Kemudian Rosululloh menyebutkan seorang lelaki yang bepergian jauh, hingga penampilannya menjadi kusam, lalu  ia menengadahkan kedua tangannya ke langit sambil berkata: 'Ya Rab, Ya Rab,' sedangkan makanannya haram, minumannya haram, pakaiannya haram, dan dahulu ia diberi makan dari makanan yang haram, maka mana mungkin permohonannya dikabulkan." (HR. Muslim: 2393).
Berkata Syaikh Muhammad Amin as-Syinqiti:” Ini adalah dalil yang sangat jelas, bahwa do’a seorang laki-laki tersebut yang merupakan ibadah yang paling agung tidak diterima, karena ia tidak makan, minum, dan berkendaraan dari yang halal. (Adwaul bayan: 5/325)
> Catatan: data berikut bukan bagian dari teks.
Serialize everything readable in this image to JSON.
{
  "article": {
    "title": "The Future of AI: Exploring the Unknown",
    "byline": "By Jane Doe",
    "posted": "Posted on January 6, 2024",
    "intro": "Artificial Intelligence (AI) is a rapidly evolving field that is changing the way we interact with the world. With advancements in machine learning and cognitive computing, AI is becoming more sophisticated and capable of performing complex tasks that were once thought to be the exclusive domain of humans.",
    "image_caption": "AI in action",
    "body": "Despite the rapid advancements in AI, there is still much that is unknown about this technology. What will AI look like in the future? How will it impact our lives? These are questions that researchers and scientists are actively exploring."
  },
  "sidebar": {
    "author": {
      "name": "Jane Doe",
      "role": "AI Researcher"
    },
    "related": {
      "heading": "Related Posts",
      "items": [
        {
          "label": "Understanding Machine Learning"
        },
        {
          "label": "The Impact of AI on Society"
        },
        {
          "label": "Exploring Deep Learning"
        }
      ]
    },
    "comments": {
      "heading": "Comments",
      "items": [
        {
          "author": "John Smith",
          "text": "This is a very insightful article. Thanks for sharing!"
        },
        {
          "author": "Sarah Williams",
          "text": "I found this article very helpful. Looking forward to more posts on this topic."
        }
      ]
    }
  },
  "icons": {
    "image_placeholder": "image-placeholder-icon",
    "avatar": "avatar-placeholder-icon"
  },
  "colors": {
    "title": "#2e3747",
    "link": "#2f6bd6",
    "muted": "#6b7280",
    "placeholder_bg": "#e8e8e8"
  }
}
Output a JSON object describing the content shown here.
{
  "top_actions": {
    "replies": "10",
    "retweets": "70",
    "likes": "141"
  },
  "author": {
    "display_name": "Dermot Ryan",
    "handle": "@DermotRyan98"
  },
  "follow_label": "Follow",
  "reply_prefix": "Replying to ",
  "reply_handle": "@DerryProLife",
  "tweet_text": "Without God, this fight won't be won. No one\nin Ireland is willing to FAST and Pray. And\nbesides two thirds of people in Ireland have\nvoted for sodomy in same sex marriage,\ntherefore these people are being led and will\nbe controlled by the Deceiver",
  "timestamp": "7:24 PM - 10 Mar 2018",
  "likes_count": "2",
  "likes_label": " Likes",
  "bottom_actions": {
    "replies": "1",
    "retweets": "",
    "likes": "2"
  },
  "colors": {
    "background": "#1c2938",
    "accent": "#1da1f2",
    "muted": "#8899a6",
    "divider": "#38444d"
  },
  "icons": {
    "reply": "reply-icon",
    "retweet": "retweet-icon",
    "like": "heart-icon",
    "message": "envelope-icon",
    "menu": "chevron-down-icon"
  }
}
            Demikainlah, marilah kita jaga diri, keluarga, dan anak-anak kita dari sesuap makanan yang harom, jangan sampai daging yang tumbuh di tubuh kita menjadi bara api neraka di akhirat kelak. Semoga Alloh memudahkan kita semua dalam mencari rizqi yang halal dan harta yang sudah kita dapatkan selama ini mendapat keberkahan dari Alloh.